Nice to get some validation because it’s been a rather controversial opinion. People have argued nobody would buy AAA if it’s not an open world with XP, skills and crafting. Or a competitive hero based online shooter with XP, unlockables, season pass and 5 different game modes. I guess now people don’t buy those even if they are all those things
See, I hate crafting systems. A game advertising its crafting system makes me less interested. Too many things to remember and the game grinds to a halt for several minutes while I navigate menus. Dragon Age Inquisition was particularly bad with entire sessions lost to inventory management. The Horizon games are bearable just because I can generate pointers to the stuff I need and I’m generally swimming in components anyway.
More directly:
Budgets follow revenue. Never the other way around.
Games got fat because they made more money. Publishers are the ones pushing for more and bigger and better, often to the point their expectations are flatly impossible, and then the studio gets demolished.
IMO that’s a leadership failure.

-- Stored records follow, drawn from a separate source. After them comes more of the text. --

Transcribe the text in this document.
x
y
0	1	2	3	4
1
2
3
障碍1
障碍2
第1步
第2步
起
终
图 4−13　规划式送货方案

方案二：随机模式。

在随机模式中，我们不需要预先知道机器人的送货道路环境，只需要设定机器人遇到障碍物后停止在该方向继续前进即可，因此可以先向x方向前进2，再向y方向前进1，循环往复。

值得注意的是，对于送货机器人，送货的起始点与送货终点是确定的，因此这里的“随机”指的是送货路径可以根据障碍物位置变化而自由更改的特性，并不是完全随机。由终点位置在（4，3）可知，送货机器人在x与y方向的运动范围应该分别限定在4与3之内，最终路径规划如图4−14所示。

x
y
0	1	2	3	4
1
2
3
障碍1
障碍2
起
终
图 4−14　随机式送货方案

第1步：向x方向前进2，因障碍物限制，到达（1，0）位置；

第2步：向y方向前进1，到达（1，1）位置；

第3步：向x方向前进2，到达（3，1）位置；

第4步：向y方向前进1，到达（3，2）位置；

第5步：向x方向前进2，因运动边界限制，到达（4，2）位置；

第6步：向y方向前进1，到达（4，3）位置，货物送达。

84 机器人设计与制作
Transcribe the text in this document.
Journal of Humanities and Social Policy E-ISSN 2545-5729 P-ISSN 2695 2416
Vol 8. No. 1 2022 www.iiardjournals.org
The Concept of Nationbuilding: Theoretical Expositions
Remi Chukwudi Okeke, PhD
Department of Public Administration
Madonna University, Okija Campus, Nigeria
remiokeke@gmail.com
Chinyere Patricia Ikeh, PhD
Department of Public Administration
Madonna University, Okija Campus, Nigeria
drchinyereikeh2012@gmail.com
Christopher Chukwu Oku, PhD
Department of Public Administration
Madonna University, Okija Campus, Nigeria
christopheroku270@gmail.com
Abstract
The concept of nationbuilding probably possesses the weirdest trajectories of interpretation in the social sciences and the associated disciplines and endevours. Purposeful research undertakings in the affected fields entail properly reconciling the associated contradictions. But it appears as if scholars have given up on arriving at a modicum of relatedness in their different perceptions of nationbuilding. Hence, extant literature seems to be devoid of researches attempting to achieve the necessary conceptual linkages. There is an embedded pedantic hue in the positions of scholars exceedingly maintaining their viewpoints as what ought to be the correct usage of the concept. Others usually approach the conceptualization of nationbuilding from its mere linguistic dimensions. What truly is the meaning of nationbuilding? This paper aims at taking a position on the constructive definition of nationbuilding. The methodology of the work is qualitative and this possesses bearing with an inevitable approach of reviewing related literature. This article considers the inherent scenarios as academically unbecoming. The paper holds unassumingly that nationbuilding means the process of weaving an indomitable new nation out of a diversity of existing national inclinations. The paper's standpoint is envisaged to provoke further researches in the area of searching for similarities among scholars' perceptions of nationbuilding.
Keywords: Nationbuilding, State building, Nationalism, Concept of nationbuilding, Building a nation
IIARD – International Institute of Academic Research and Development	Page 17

Leading the company down the route where your games are “make or break” is a failure of leadership. I know there’s a power dynamic where the publisher has all the money and might not give it if you don’t do what they want, but that comes with the territory and if you can’t get the funding without being a yes-man then that’s also a failure of leadership.
Blaming subsidiaries that get wrung-out for their own wringing-out is looking straight at the problem and saying “it doesn’t look like anything to me.”

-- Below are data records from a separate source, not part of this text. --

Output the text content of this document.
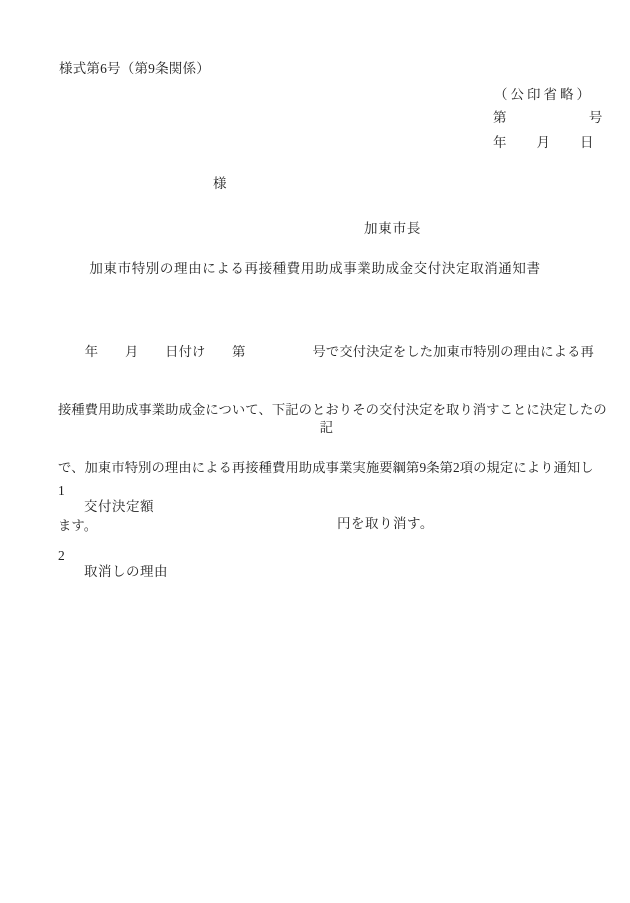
様式第6号（第9条関係）
（公印省略）
第　　　　　　号
年　　月　　日
様
加東市長
加東市特別の理由による再接種費用助成事業助成金交付決定取消通知書

　　年　　月　　日付け　　第　　　　　号で交付決定をした加東市特別の理由による再

接種費用助成事業助成金について、下記のとおりその交付決定を取り消すことに決定したの

で、加東市特別の理由による再接種費用助成事業実施要綱第9条第2項の規定により通知し

ます。

記

1

交付決定額

円を取り消す。

2

取消しの理由
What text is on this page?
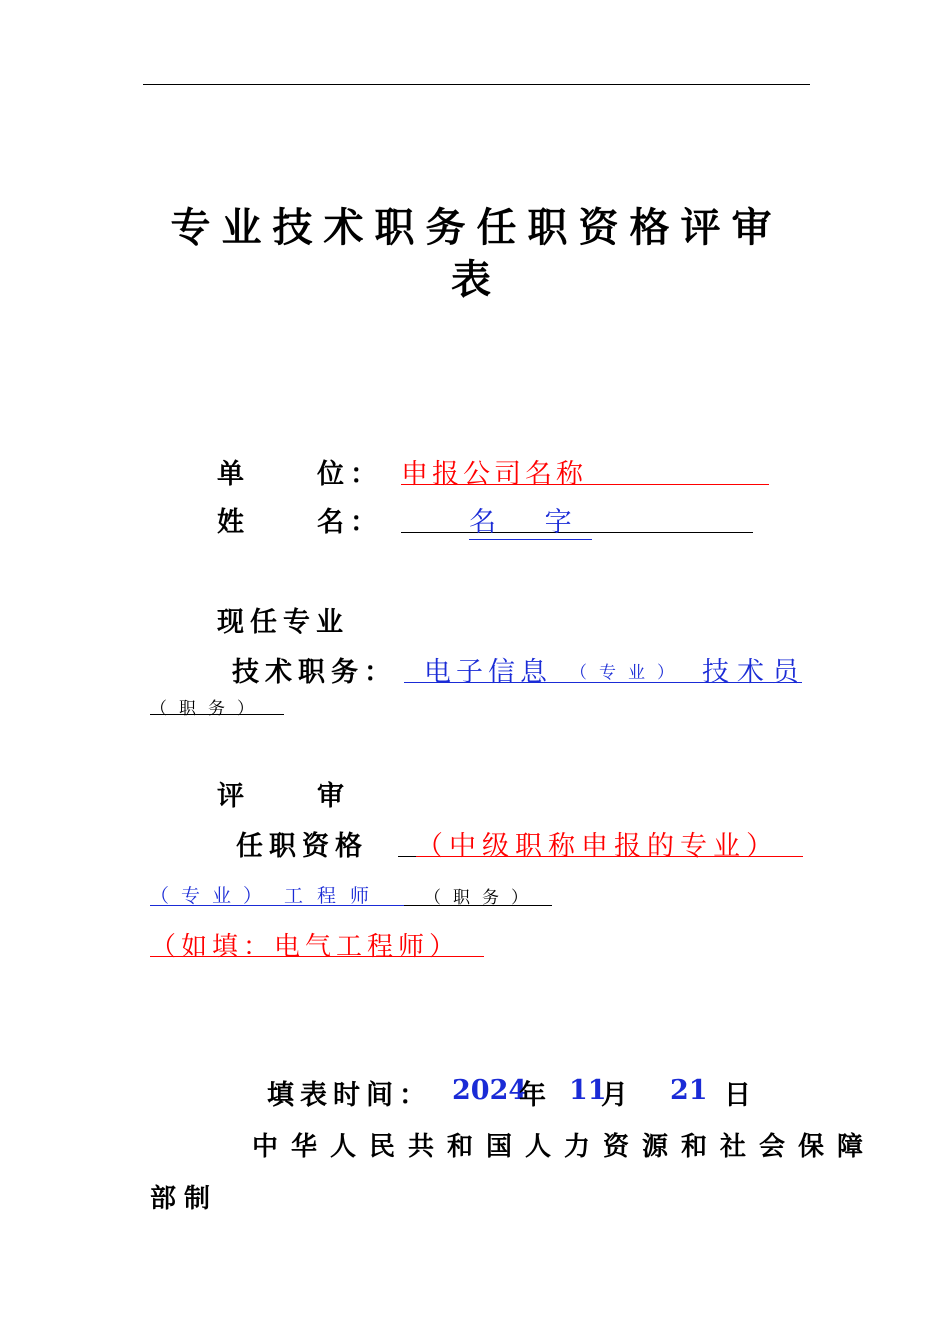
专业技术职务任职资格评审
表
单 位： 申报公司名称
姓 名：	名 字
现任专业
技术职务： 电子信息 （专业） 技术员
（职务）
评 审
任职资格 （中级职称申报的专业）
（专业） 工程师 （职务）
（如填：电气工程师）
填表时间： 2024
年 11
月 21 日
中华人民共和国人力资源和社会保障
部制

So in your mind the subsidiary has no autonomy? The publisher says “bloat” and the subsidiary says “how much”?
Want to explain how Fallen Order didn’t become a bloated mess? Star Wars is one the most popular franchises in the world and it’s EA we’re talking about. If it’s all on the publisher Fallen Order should’ve been a mess the same way Battlefront 2 was a mess.
Systemic problems don’t vanish when one case goes well. Even Respawn had predictable troubles in their very next game. The kind that happen all the dang time, when the publisher literally owns your company, and can fire anyone in charge who doesn’t run things the way they expect. If you don’t say “how much?” you better keep your resume current.

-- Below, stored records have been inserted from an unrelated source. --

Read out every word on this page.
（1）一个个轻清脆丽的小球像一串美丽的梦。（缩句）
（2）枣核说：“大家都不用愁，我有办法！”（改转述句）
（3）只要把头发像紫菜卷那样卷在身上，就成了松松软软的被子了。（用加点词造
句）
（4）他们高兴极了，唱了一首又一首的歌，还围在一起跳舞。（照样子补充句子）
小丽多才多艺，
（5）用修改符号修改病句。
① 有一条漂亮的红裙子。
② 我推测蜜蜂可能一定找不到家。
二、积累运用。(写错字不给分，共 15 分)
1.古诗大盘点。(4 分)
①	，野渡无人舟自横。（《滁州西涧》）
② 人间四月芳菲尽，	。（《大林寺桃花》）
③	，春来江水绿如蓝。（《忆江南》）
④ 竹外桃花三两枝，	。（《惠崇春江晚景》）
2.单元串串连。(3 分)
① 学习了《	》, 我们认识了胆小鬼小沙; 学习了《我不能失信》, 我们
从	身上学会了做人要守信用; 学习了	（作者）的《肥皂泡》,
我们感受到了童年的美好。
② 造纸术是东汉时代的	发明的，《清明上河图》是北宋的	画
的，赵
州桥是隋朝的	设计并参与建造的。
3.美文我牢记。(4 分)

The reward for bucking the trend and making something exceptional is being squeezed to make another and another and another. Sent to the Jedi mines.
Their budget is controlled from above. Their deadlines are controlled from above. They can negotiate, but it’s a negotiation with their hands clasped and their knees on the floor. And as soon as they fumble the demanded product, for any reason, everybody might get fired.
I’ve had this argument too many times to care anymore. My point is that if there’s an actual issue with budgeting the developers/publishers can focus the product and cut the bloat. We’ve now reached that point where there are actual problems with budgeting and an industry vet more or less said the same thing I’ve been saying, which is that AAA is trying to do too many things and they’d do better if they focused what they’re doing.
You’re not arguing what I’ve said. You’re arguing over who to blame and if your want to put the blame solely on the publishers do that, I don’t care who you blame.
‘I don’t care, I’m not arguing’ is a bizarre lead-in to the same argument.
An actual example of not-arguing was my first reply to you: it was a yes-and that pointed to why “AAA” games keep ballooning. You then immediately blamed “leadership.” You acknowledged the power dynamic, where those leaders kinda have to do whatever publishers want, or else there’s no money, and then… blamed them anyway. Like the only options are zero autonomy versus entirely their fault.
Not, I dunno, systemic pressure that makes this shit keep happening, even when developers and industry vets plainly know it’s bad for them. Almost like it’s not what they’d choose… but it’s not their choice.